The murmuring word Mishawum has been forgotten. English subjects, long since gone to thrones in heaven, have left in the name “Charlestown” a whisper of their reverence, not for Charles Stuart himself, but for the lawful order and government of which he was the representative.

Charlestown’s hills are holy with the houses of God,—rightful descendants of that “Great House” which John Sagamore, the Aberginian chief, gave the Puritan Winthrop “free consent to build.” There is a little knoll, sloping toward the sunset, that is sacred with the dust of old-time saints. There is another, looking toward the sunrise, that is glorious with the blood of heroes. On the hill-tops beside the churches, on the slopes beside the buried great and good, all about the town, are the free schools of a people that wisely love their children and the future. Grim, and with some suggestion of remoteness, glower the barred windows of the prison that throws its shadow over those recreant sons that forget lesson and example. On the opposite side of the peninsula, among the massive conveniences of the Navy Yard, telling of uncounted treasure and unmeasured strength, throbs a pulse of the Government of the United States.

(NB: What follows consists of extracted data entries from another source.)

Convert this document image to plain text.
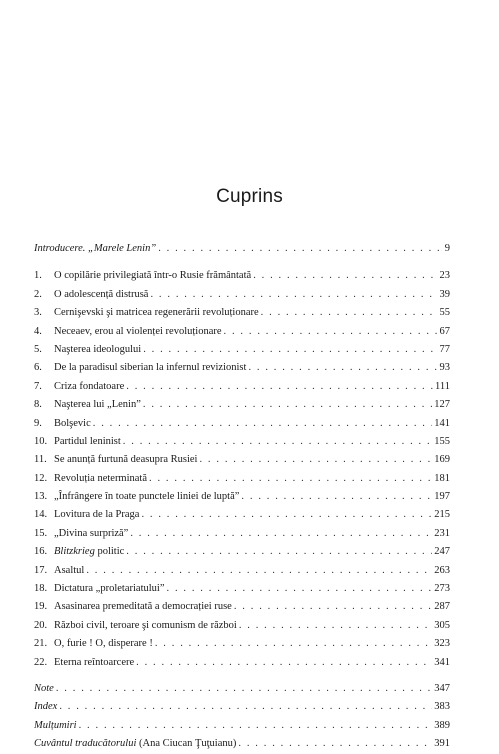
Cuprins
Introducere. „Marele Lenin” . . .	9
1.	O copilărie privilegiată într-o Rusie frământată . . .	23
2.	O adolescență distrusă . . .	39
3.	Cernişevski şi matricea regenerării revoluționare . . .	55
4.	Neceaev, erou al violenței revoluționare . . .	67
5.	Naşterea ideologului . . .	77
6.	De la paradisul siberian la infernul revizionist . . .	93
7.	Criza fondatoare . . .	111
8.	Naşterea lui „Lenin” . . .	127
9.	Bolşevic . . .	141
10. Partidul leninist . . .	155
11. Se anunță furtună deasupra Rusiei . . .	169
12. Revoluția neterminată . . .	181
13. „Înfrângere în toate punctele liniei de luptă” . . .	197
14. Lovitura de la Praga . . .	215
15. „Divina surpriză” . . .	231
16. Blitzkrieg politic . . .	247
17. Asaltul . . .	263
18. Dictatura „proletariatului” . . .	273
19. Asasinarea premeditată a democrației ruse . . .	287
20. Război civil, teroare şi comunism de război . . .	305
21. O, furie ! O, disperare ! . . .	323
22. Eterna reîntoarcere . . .	341
Note . . .	347
Index . . .	383
Mulțumiri . . .	389
Cuvântul traducătorului (Ana Ciucan Ţuţuianu) . . .	391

On every side are wharves, shipping, bridges, railroads, mighty enginery,—all the stupendous achievements of man’s ten little fingers and his unseen, resolute will, and amid them the thoughtful and genuine observer is thrilled as though he were walking the paths of a mountain land.

Here, on the 30th of October, in the year 1822, William and Tabitha R. Simonds became the parents of a son. This child was named William, but, as he is best known to his youthful readers as Walter Aimwell, in these pages he will be called by this latter name.

Charlestown was the birthplace and childhood’s home of Walter Aimwell; and, when it was no longer the place of his actual residence, his feet retrod its streets as often as his limited leisure permitted.

I must think these facts had some degree of influence upon his mind and character. His intellect had such a power of quiet observation, and of ready and just reflection, that the objects about him could not escape his attention, nor could the significance of those objects. Charlestown, like a noble matron of old Greece, hung about his childhood and youth a tapestry of stately figures; and he was always familiar with the pictured legends of freedom and conscience and power and patience and triumph.

Let no young reader misunderstand this. No surroundings can, of themselves, make a youth noble. In regard to everything that grows, from a tiny plant to a grand character, it is true that not all depends upon the soil and climate; quite as much results from the intention or action of the roots in the soil. Plant a thistle in the loam of the garden, it will be a thistle still,—a thistle of thistles, perhaps, yet a thistle. But Walter Aimwell had no wish to be a cumberer of the ground; and the fibres of his attentive mind reached about, and found, and silently drank in, the ennobling suggestions of the great Present and the illustrious Past.

CHAPTER II.
SALEM.

When Walter Aimwell was about six years of age, his father, a man of kind disposition and religious principle, was removed by death. Soon after their bereavement, the family left Charlestown, and took up their abode in Salem. Here Walter, who was the third of four sons, remained until he was nearly thirteen years of age.